Наконец ради спасения своего сна, а также рассудка — поскольку непрерывное бренчанье на одной ноте неизбежно убивало как первое, так и второе — я нашла выход, вспомнив, что моя бабушка сделала когда-то для меня. Я взяла пустую коробку из-под салфеток, натянула на нее пять резинок разной толщины и вручила Гомеру эту импровизированную гитару.

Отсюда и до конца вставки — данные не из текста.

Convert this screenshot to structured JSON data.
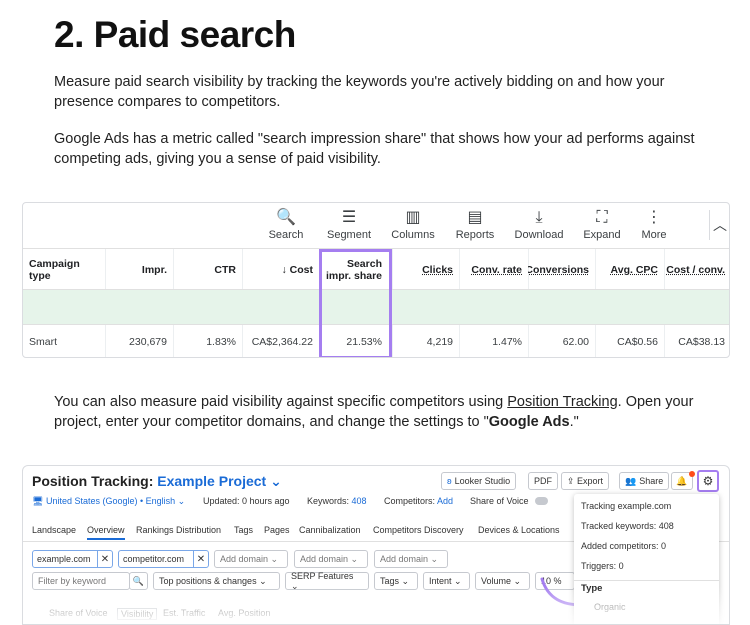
{
  "article": {
    "heading": "2. Paid search",
    "p1": "Measure paid search visibility by tracking the keywords you're actively bidding on and how your presence compares to competitors.",
    "p2": "Google Ads has a metric called \"search impression share\" that shows how your ad performs against competing ads, giving you a sense of paid visibility.",
    "p3_before": "You can also measure paid visibility against specific competitors using ",
    "p3_link": "Position Tracking",
    "p3_middle": ". Open your project, enter your competitor domains, and change the settings to \"",
    "p3_bold": "Google Ads",
    "p3_after": ".\""
  },
  "google_ads": {
    "toolbar": [
      {
        "label": "Search",
        "icon": "search-icon",
        "glyph": "🔍"
      },
      {
        "label": "Segment",
        "icon": "segment-icon",
        "glyph": "☰"
      },
      {
        "label": "Columns",
        "icon": "columns-icon",
        "glyph": "▥"
      },
      {
        "label": "Reports",
        "icon": "reports-icon",
        "glyph": "▤"
      },
      {
        "label": "Download",
        "icon": "download-icon",
        "glyph": "⤓"
      },
      {
        "label": "Expand",
        "icon": "expand-icon",
        "glyph": "⛶"
      },
      {
        "label": "More",
        "icon": "more-icon",
        "glyph": "⋮"
      }
    ],
    "collapse_glyph": "︿",
    "headers": [
      "Campaign type",
      "Impr.",
      "CTR",
      "↓ Cost",
      "Search impr. share",
      "Clicks",
      "Conv. rate",
      "Conversions",
      "Avg. CPC",
      "Cost / conv."
    ],
    "row": [
      "Smart",
      "230,679",
      "1.83%",
      "CA$2,364.22",
      "21.53%",
      "4,219",
      "1.47%",
      "62.00",
      "CA$0.56",
      "CA$38.13"
    ],
    "highlight_color": "#a57ef0",
    "green_row_color": "#e6f4ea"
  },
  "semrush": {
    "title": "Position Tracking:",
    "project": "Example Project ⌄",
    "buttons": [
      "Looker Studio",
      "PDF",
      "⇪ Export",
      "Share"
    ],
    "location": "United States (Google) • English ⌄",
    "updated": "Updated: 0 hours ago",
    "keywords_label": "Keywords:",
    "keywords_value": "408",
    "competitors_label": "Competitors:",
    "competitors_value": "Add",
    "share_of_voice": "Share of Voice",
    "nav": [
      "Landscape",
      "Overview",
      "Rankings Distribution",
      "Tags",
      "Pages",
      "Cannibalization",
      "Competitors Discovery",
      "Devices & Locations"
    ],
    "chips": [
      "example.com",
      "competitor.com"
    ],
    "add_domain": "Add domain ⌄",
    "filter_placeholder": "Filter by keyword",
    "filters": [
      "Top positions & changes ⌄",
      "SERP Features ⌄",
      "Tags ⌄",
      "Intent ⌄",
      "Volume ⌄",
      "10 %"
    ],
    "sub_tabs": [
      "Share of Voice",
      "Visibility",
      "Est. Traffic",
      "Avg. Position"
    ],
    "popup": {
      "items": [
        "Tracking example.com",
        "Tracked keywords: 408",
        "Added competitors: 0",
        "Triggers: 0"
      ],
      "type_heading": "Type",
      "type_option": "Organic"
    },
    "accent_color": "#1a6bd6",
    "gear_highlight_color": "#a57ef0"
  }
}
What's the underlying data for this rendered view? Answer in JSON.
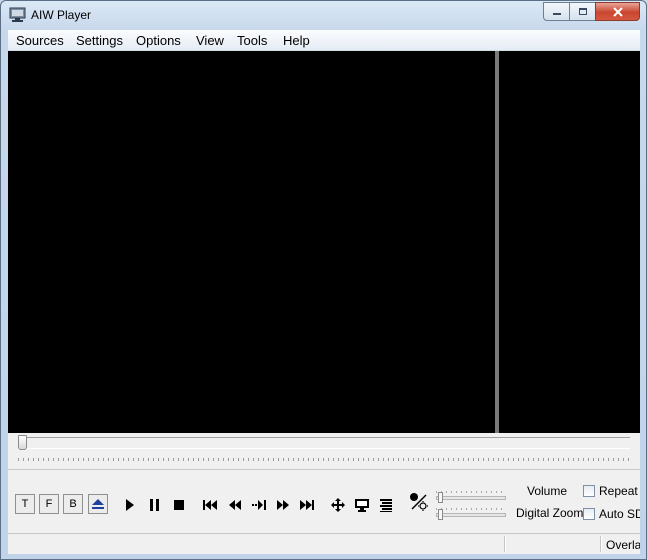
{
  "window": {
    "title": "AIW Player"
  },
  "menu": {
    "items": [
      "Sources",
      "Settings",
      "Options",
      "View",
      "Tools",
      "Help"
    ]
  },
  "seek": {
    "position": 0
  },
  "controls": {
    "tfb": [
      "T",
      "F",
      "B"
    ],
    "icons": [
      "eject-icon",
      "play-icon",
      "pause-icon",
      "stop-icon",
      "skip-back-icon",
      "rewind-icon",
      "step-forward-icon",
      "fast-forward-icon",
      "skip-forward-icon",
      "move-icon",
      "monitor-icon",
      "list-icon",
      "brightness-icon"
    ],
    "volume_label": "Volume",
    "zoom_label": "Digital Zoom",
    "repeat_label": "Repeat",
    "autosd_label": "Auto SD",
    "repeat_checked": false,
    "autosd_checked": false
  },
  "status": {
    "overlay_text": "Overlay"
  },
  "colors": {
    "video_bg": "#000000",
    "frame": "#c0d3e8",
    "eject": "#1f3f9e"
  }
}
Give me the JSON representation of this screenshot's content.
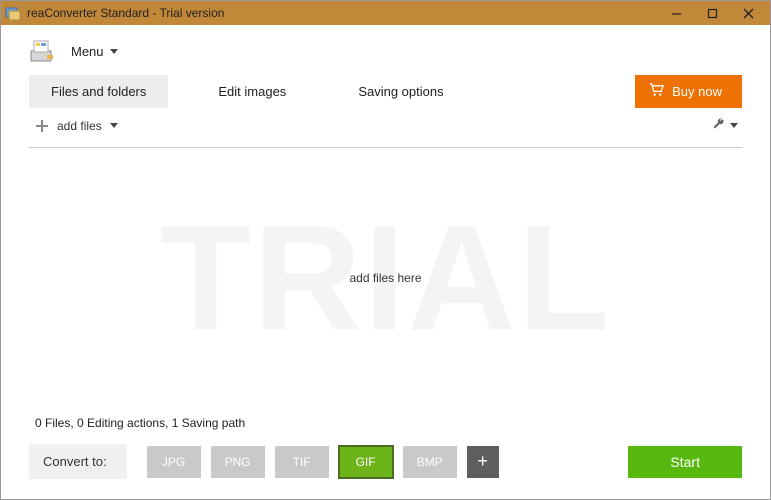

Гомер был просто ошеломлен. Каждая резинка издавала свой неповторимый звук. Пустота картонной коробки добавляла звуку глубины и мощи. Но главное, коль скоро эта игрушка была доступна в любую минуту, я могла прятать ее на ночь, и Гомер вернулся к практике спать со мной всю ночь напролет, поскольку знал, что утром снова получит свой инструмент. А когда я читала или говорила по телефону, Гомер бесконечно, час за часом предавался своим рапсодиям. Наш дом воистину стал напоминать учебный корпус консерватории, где в любое время дня и ночи была слышна какофония звуков: брынь, бац-бац, бууум!